Ayrıca Mutezile alimlerinin hadisleri kabul etme bakımından ehl-i hadis alimlerinden ayrıldığı noktalar vardır. Örneğin Nazzam, bir habere güvenilmesi için üç şart öne sürer: Haber (rivayet veya hadis) muhatabını kabule zorlamalı yahut onu nakledenin hatasız naklettiğini gösteren bir delil olmalı veya bu haberi destekleyecek bir kıyas bulunmalıdır. Bir başka Mutezile alimi Câhız da kabul edilecek bir hadiste iki şart arar: Hadisin ilk kaynağı ve isnadı ittifakla sahih kabul edilmeli, ayrıca hadisten çıkarılan hükümde ve hadisin tevilinde ihtilaf edilmemiş olmalıdır. Buradan hareketle Mutezile’nin farklı şekillerde tevil edilen hadisleri delil kabul etmediği sonucuna ulaşmak mümkündür.
Mutezilenin Asıl Sorunu
Buraya kadar bahsettiğimiz meseleler tartışılabilir konulardır. Ancak Mutezile’nin asıl problemi bu konular değildir. Mutezilenin biri eylemsel diğeri mantıksal olmak üzere iki aslî problemi vardır.

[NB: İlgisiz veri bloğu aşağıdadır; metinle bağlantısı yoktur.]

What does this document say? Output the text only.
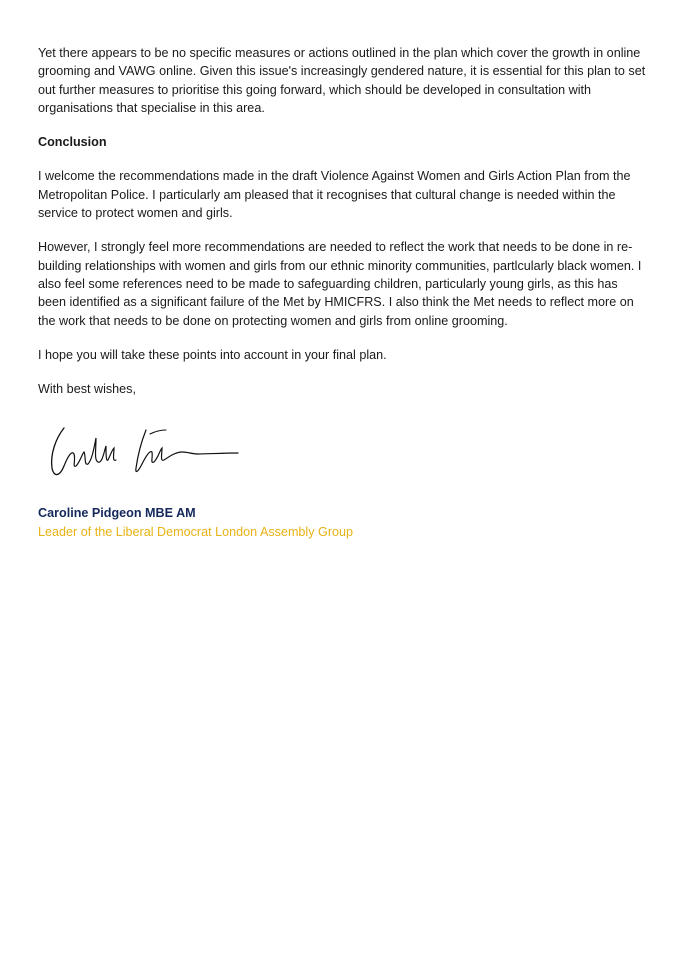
Yet there appears to be no specific measures or actions outlined in the plan which cover the growth in online grooming and VAWG online. Given this issue's increasingly gendered nature, it is essential for this plan to set out further measures to prioritise this going forward, which should be developed in consultation with organisations that specialise in this area.

Conclusion

I welcome the recommendations made in the draft Violence Against Women and Girls Action Plan from the Metropolitan Police. I particularly am pleased that it recognises that cultural change is needed within the service to protect women and girls.

However, I strongly feel more recommendations are needed to reflect the work that needs to be done in re-building relationships with women and girls from our ethnic minority communities, partlcularly black women. I also feel some references need to be made to safeguarding children, particularly young girls, as this has been identified as a significant failure of the Met by HMICFRS. I also think the Met needs to reflect more on the work that needs to be done on protecting women and girls from online grooming.

I hope you will take these points into account in your final plan.

With best wishes,

Caroline Pidgeon MBE AM

Leader of the Liberal Democrat London Assembly Group
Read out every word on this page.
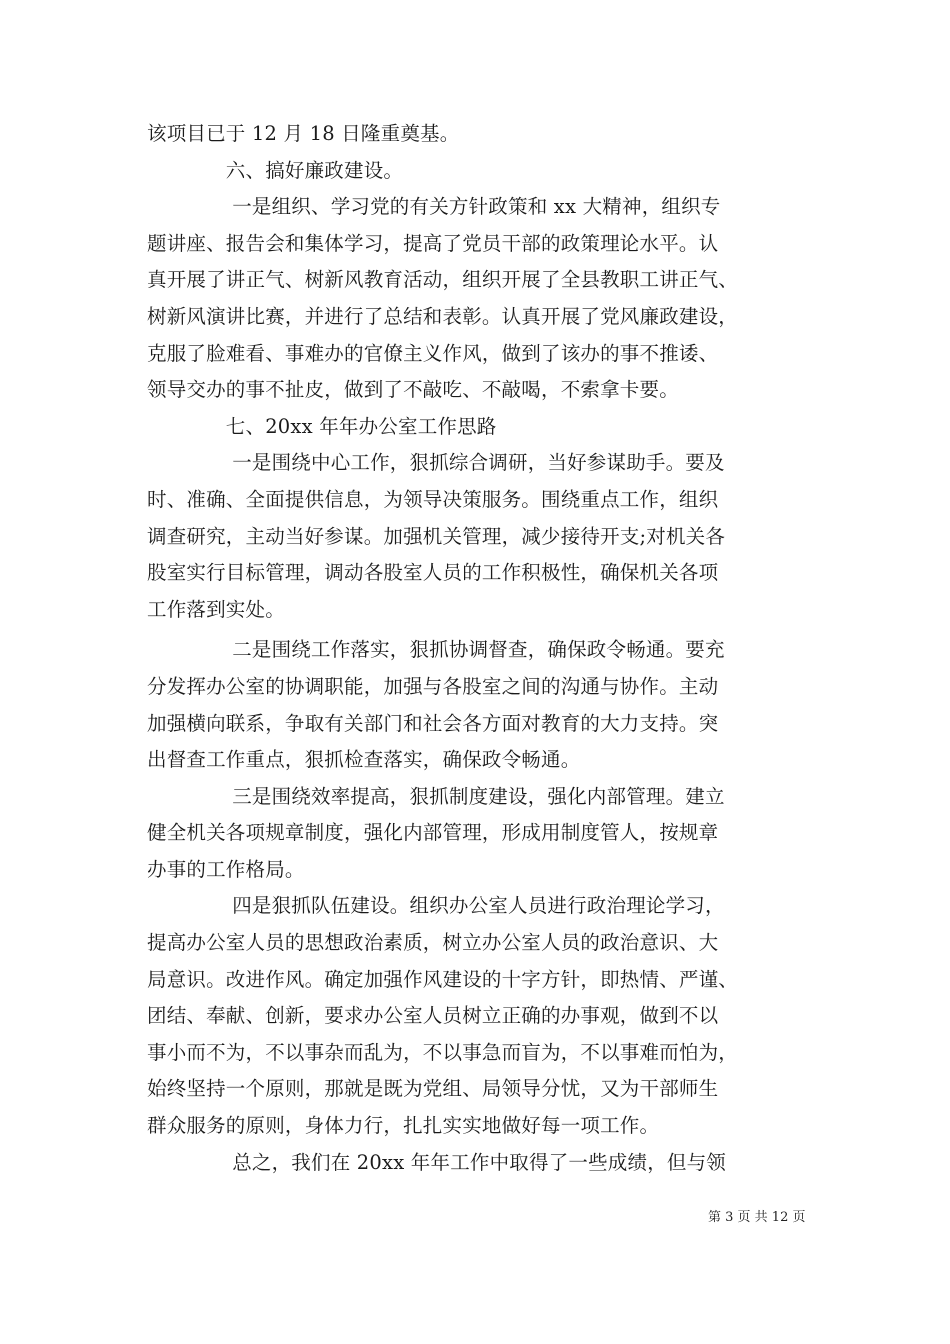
该项目已于 12 月 18 日隆重奠基。
　　　　六、搞好廉政建设。
　　　　 一是组织、学习党的有关方针政策和 xx 大精神，组织专
题讲座、报告会和集体学习，提高了党员干部的政策理论水平。认
真开展了讲正气、树新风教育活动，组织开展了全县教职工讲正气、
树新风演讲比赛，并进行了总结和表彰。认真开展了党风廉政建设，
克服了脸难看、事难办的官僚主义作风，做到了该办的事不推诿、
领导交办的事不扯皮，做到了不敲吃、不敲喝，不索拿卡要。
　　　　七、20xx 年年办公室工作思路
　　　　 一是围绕中心工作，狠抓综合调研，当好参谋助手。要及
时、准确、全面提供信息，为领导决策服务。围绕重点工作，组织
调查研究，主动当好参谋。加强机关管理，减少接待开支;对机关各
股室实行目标管理，调动各股室人员的工作积极性，确保机关各项
工作落到实处。
　　　　 二是围绕工作落实，狠抓协调督查，确保政令畅通。要充
分发挥办公室的协调职能，加强与各股室之间的沟通与协作。主动
加强横向联系，争取有关部门和社会各方面对教育的大力支持。突
出督查工作重点，狠抓检查落实，确保政令畅通。
　　　　 三是围绕效率提高，狠抓制度建设，强化内部管理。建立
健全机关各项规章制度，强化内部管理，形成用制度管人，按规章
办事的工作格局。
　　　　 四是狠抓队伍建设。组织办公室人员进行政治理论学习，
提高办公室人员的思想政治素质，树立办公室人员的政治意识、大
局意识。改进作风。确定加强作风建设的十字方针，即热情、严谨、
团结、奉献、创新，要求办公室人员树立正确的办事观，做到不以
事小而不为，不以事杂而乱为，不以事急而盲为，不以事难而怕为，
始终坚持一个原则，那就是既为党组、局领导分忧，又为干部师生
群众服务的原则，身体力行，扎扎实实地做好每一项工作。
　　　　 总之，我们在 20xx 年年工作中取得了一些成绩，但与领
第 3 页 共 12 页
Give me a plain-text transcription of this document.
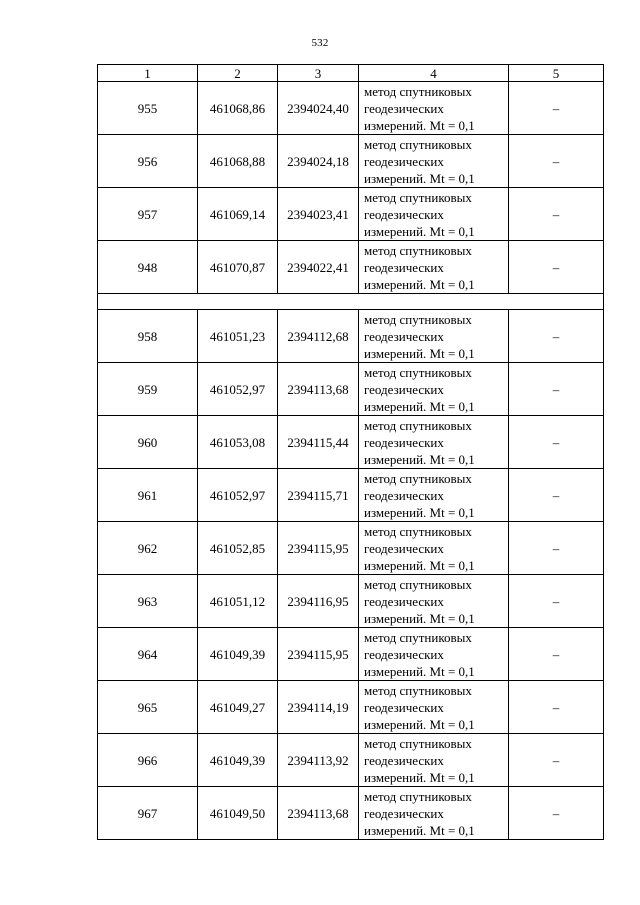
532
1	2	3	4	5
955	461068,86	2394024,40	метод спутниковых
геодезических
измерений. Mt = 0,1	–
956	461068,88	2394024,18	метод спутниковых
геодезических
измерений. Mt = 0,1	–
957	461069,14	2394023,41	метод спутниковых
геодезических
измерений. Mt = 0,1	–
948	461070,87	2394022,41	метод спутниковых
геодезических
измерений. Mt = 0,1	–

958	461051,23	2394112,68	метод спутниковых
геодезических
измерений. Mt = 0,1	–
959	461052,97	2394113,68	метод спутниковых
геодезических
измерений. Mt = 0,1	–
960	461053,08	2394115,44	метод спутниковых
геодезических
измерений. Mt = 0,1	–
961	461052,97	2394115,71	метод спутниковых
геодезических
измерений. Mt = 0,1	–
962	461052,85	2394115,95	метод спутниковых
геодезических
измерений. Mt = 0,1	–
963	461051,12	2394116,95	метод спутниковых
геодезических
измерений. Mt = 0,1	–
964	461049,39	2394115,95	метод спутниковых
геодезических
измерений. Mt = 0,1	–
965	461049,27	2394114,19	метод спутниковых
геодезических
измерений. Mt = 0,1	–
966	461049,39	2394113,92	метод спутниковых
геодезических
измерений. Mt = 0,1	–
967	461049,50	2394113,68	метод спутниковых
геодезических
измерений. Mt = 0,1	–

Mutezilenin eylemsel plandaki en önemli sorunu İslam tarihinde “Mihne” olarak bilinen süreçte yaptıklarıdır. Mihne, Abbasi hükümdarı Me’mun döneminde hicri 218 miladi 833 yılında başlar. Bu tarihte Me’mun Bağdat Valisine bir mektup yazarak bazı hadis alimlerini Kur’an’ın yaratılmış olup olmadığı konusunda sorguya çekmesini, Kur’an’ın mahluk olduğunu kabul etmeyenlere ceza verilmesini emreder. Başta Ahmed bin Hanbel (ra) olmak üzere Muhammed bin Nuh gibi isimler baskı altına alınır, işkencelerden geçilir, hapislere atılır. Me’mun’dan sonraki Abbasi hükümdarları Mutasım ve Vâsik dönemlerinde de bu baskılar devam eder. Hükümdar Mütevekkil döneminde hicri 234 miladi 849 senesinde bu tartışmaların yasaklanmasıyla süreç sona erer. Ancak sürecin tam olarak bitişi Mutezile mezhebine mensup olan başkadı İbn Ebu Duad’ın görevden uzaklaştırılması ve tüm mihne mağdurlarının hürriyetlerine kavuşmasıyla hicri 237 miladi 851-852 yılında gerçekleşir. Bu süreçte Mutezile mezhebine mensup olmayan ve ehl-i hadis olarak bilinen alimler ciddi baskılara uğramıştır. Mutezile alimleri devlet gücünü arkalarına alarak kendi görüşlerini başkalarına dayatmış, o görüşlere karşı çıkanların cezalandırılmasına neden olmuşlardır. Mutezile bunu yapmamış olsaydı görüşleri hâlen yaşıyor olabilirdi.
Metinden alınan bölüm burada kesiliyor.